We reached out to startup founders from the Young Entrepreneur Council (YEC) to share their top thirteen they would avoid:
1. Twitter Follows
Social media is great. If done well, you are able to leverage fan affinity and get them to share your brand for you. But Twitter follows are the quintessential glamour metric. By itself, a large number of people following you might broadcast quality. Yet, at the end of the day, if you're having a big Twitter "conversation" and not seeing actual revenue conversions, you're wasting your time.
- Aaron Schwartz, Modify Watches
2. Facebook Likes
Sadly, Facebook likes on your corporate page don't add up to much. First, Facebook doesn't put your posts in your followers' feeds. Second, Facebook is so saturated that it isn't a true measure of engagement or success.
- Vanessa Van Edwards, Science of People
3. Projects and Products
When you put too much emphasis on quantity, quality can suffer. This is especially true when members of your team feel responsible for reaching set quotas. Instead of aiming for a certain number of projects, clients or products, focus on landing the right ones. You'll be much happier, and happiness is ultimately the most important metric of all.
- Brittany Hodak, ZinePak
4. Online Rankings
We all love to be at the top of the search engines for industry-related terms. But with the constant overhaul of search algorithms, it's not realistic to stay on top for long. Don't put too much stock into current rankings because they can change in an instant. Instead, concentrate on building multiple sources of traffic to your business using many online and offline mediums.
- Anthony Saladino, Kitchen Cabinet Kings
Of course you need to measure sales, but make sure that you do it in the context of profitability and cash flow. Many high-growth businesses fall into an unhappy trap of tons of sales but not enough cash to maintain the growth. Make sure you put every metric in context.
- Sarah Schupp, UniversityParent
6. Email Open Rates
Many businesses get caught up measuring success in terms of social media popularity (follows, likes, etc.), as well as the number of opens an email campaign gets. These metrics, although important, aren't necessarily a measure of success. In both cases, the metrics to follow are engagement and revenue. How many opens and clicks are actually leading to sales?
- Janis Krums, Opprtunity
7. Team Size
It's easy to hire a lot of people, but it's harder to hire a few key ones. Measure yourself on your business progress and the quality of your team--not your quantity.
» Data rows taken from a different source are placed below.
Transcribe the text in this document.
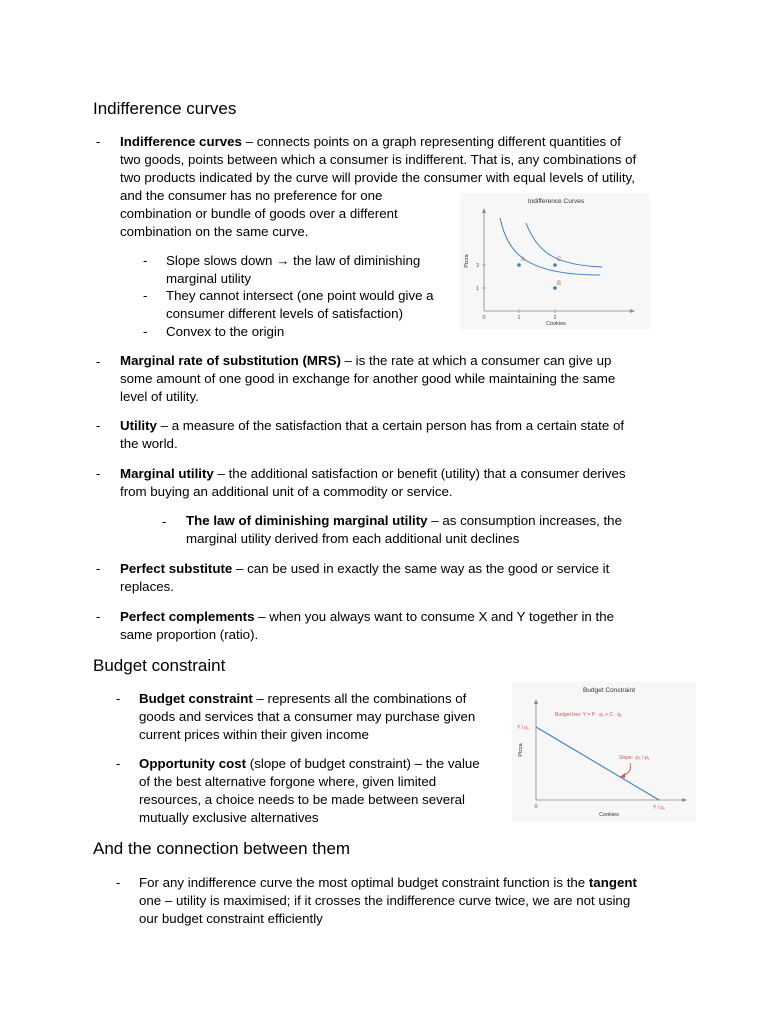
Indifference curves
- Indifference curves – connects points on a graph representing different quantities of
two goods, points between which a consumer is indifferent. That is, any combinations of
two products indicated by the curve will provide the consumer with equal levels of utility,
and the consumer has no preference for one
combination or bundle of goods over a different
combination on the same curve.
- Slope slows down → the law of diminishing
marginal utility
- They cannot intersect (one point would give a
consumer different levels of satisfaction)
- Convex to the origin
Indifference Curves
Pizza
Cookies
3
1
0	1	2
A	C
B
- Marginal rate of substitution (MRS) – is the rate at which a consumer can give up
some amount of one good in exchange for another good while maintaining the same
level of utility.
- Utility – a measure of the satisfaction that a certain person has from a certain state of
the world.
- Marginal utility – the additional satisfaction or benefit (utility) that a consumer derives
from buying an additional unit of a commodity or service.
- The law of diminishing marginal utility – as consumption increases, the
marginal utility derived from each additional unit declines
- Perfect substitute – can be used in exactly the same way as the good or service it
replaces.
- Perfect complements – when you always want to consume X and Y together in the
same proportion (ratio).
Budget constraint
- Budget constraint – represents all the combinations of
goods and services that a consumer may purchase given
current prices within their given income
- Opportunity cost (slope of budget constraint) – the value
of the best alternative forgone where, given limited
resources, a choice needs to be made between several
mutually exclusive alternatives
Budget Constraint
Pizza
Cookies
0
Y / pₓ
Y / pᵧ
Budget line: Y = P · pₓ + C · pᵧ
Slope: -pₓ / pᵧ
And the connection between them
- For any indifference curve the most optimal budget constraint function is the tangent
one – utility is maximised; if it crosses the indifference curve twice, we are not using
our budget constraint efficiently
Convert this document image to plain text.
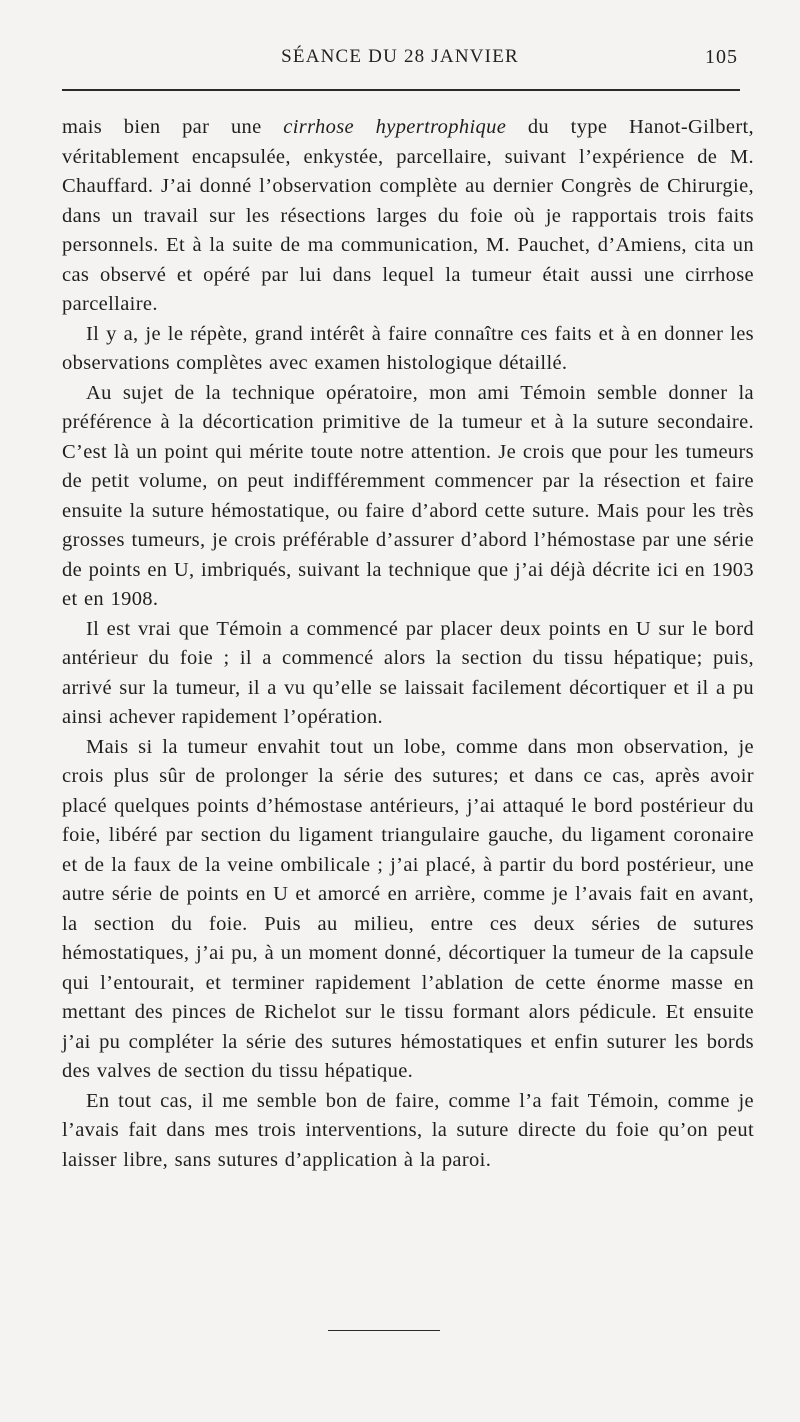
SÉANCE DU 28 JANVIER	105

mais bien par une cirrhose hypertrophique du type Hanot-Gilbert, véritablement encapsulée, enkystée, parcellaire, suivant l’expérience de M. Chauffard. J’ai donné l’observation complète au dernier Congrès de Chirurgie, dans un travail sur les résections larges du foie où je rapportais trois faits personnels. Et à la suite de ma communication, M. Pauchet, d’Amiens, cita un cas observé et opéré par lui dans lequel la tumeur était aussi une cirrhose parcellaire.

Il y a, je le répète, grand intérêt à faire connaître ces faits et à en donner les observations complètes avec examen histologique détaillé.

Au sujet de la technique opératoire, mon ami Témoin semble donner la préférence à la décortication primitive de la tumeur et à la suture secondaire. C’est là un point qui mérite toute notre attention. Je crois que pour les tumeurs de petit volume, on peut indifféremment commencer par la résection et faire ensuite la suture hémostatique, ou faire d’abord cette suture. Mais pour les très grosses tumeurs, je crois préférable d’assurer d’abord l’hémostase par une série de points en U, imbriqués, suivant la technique que j’ai déjà décrite ici en 1903 et en 1908.

Il est vrai que Témoin a commencé par placer deux points en U sur le bord antérieur du foie ; il a commencé alors la section du tissu hépatique; puis, arrivé sur la tumeur, il a vu qu’elle se laissait facilement décortiquer et il a pu ainsi achever rapidement l’opération.

Mais si la tumeur envahit tout un lobe, comme dans mon observation, je crois plus sûr de prolonger la série des sutures; et dans ce cas, après avoir placé quelques points d’hémostase antérieurs, j’ai attaqué le bord postérieur du foie, libéré par section du ligament triangulaire gauche, du ligament coronaire et de la faux de la veine ombilicale ; j’ai placé, à partir du bord postérieur, une autre série de points en U et amorcé en arrière, comme je l’avais fait en avant, la section du foie. Puis au milieu, entre ces deux séries de sutures hémostatiques, j’ai pu, à un moment donné, décortiquer la tumeur de la capsule qui l’entourait, et terminer rapidement l’ablation de cette énorme masse en mettant des pinces de Richelot sur le tissu formant alors pédicule. Et ensuite j’ai pu compléter la série des sutures hémostatiques et enfin suturer les bords des valves de section du tissu hépatique.

En tout cas, il me semble bon de faire, comme l’a fait Témoin, comme je l’avais fait dans mes trois interventions, la suture directe du foie qu’on peut laisser libre, sans sutures d’application à la paroi.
- Ioannis Verdelis, Fleksy
Many companies optimize for the number of potential customers who sign up for a trial or free product. However, those signups are often just checking you out and have no intention of ever paying. If those signups are not translating into paying customers, then you won't be successful.
- Bhavin Parikh, Magoosh Inc
10. Unnecessary Metrics
I don't see this so much as which metrics to avoid but rather not falling into the trap of tracking too many metrics. Organizations need to understand what the critical few measures of performance are for their business and track them relentlessly. Otherwise, we find ourselves tracking everything rather than driving our core business.
- Chris Cancialosi, GothamCulture
11. Page Views
Unless you're a content-based business using the old ad revenue model, it's easy to get obsessed with page views. Page views are worth looking at, but it's much more important to know what all those page views are doing. Take a look at conversion rates, bounce rates and time on the site; those will better determine success.
- John Meyer, Lemonly
12. General Metrics
You should always avoid metrics that are vague in nature, such as "general awareness." Unless it is measured using quantifiable data, it is not a metric.
- Yuriy Boykiv, Gravity Media
13. Net Profit
It sounds like common sense, but more than 90 percent of entrepreneurs have inaccurate net profits because they don't account for a market-rate wage for themselves. They underpay themselves and subconsciously believe that their net profits are their compensation. Doing so skews the company financials and tricks owners into thinking they are in a better place than they really are.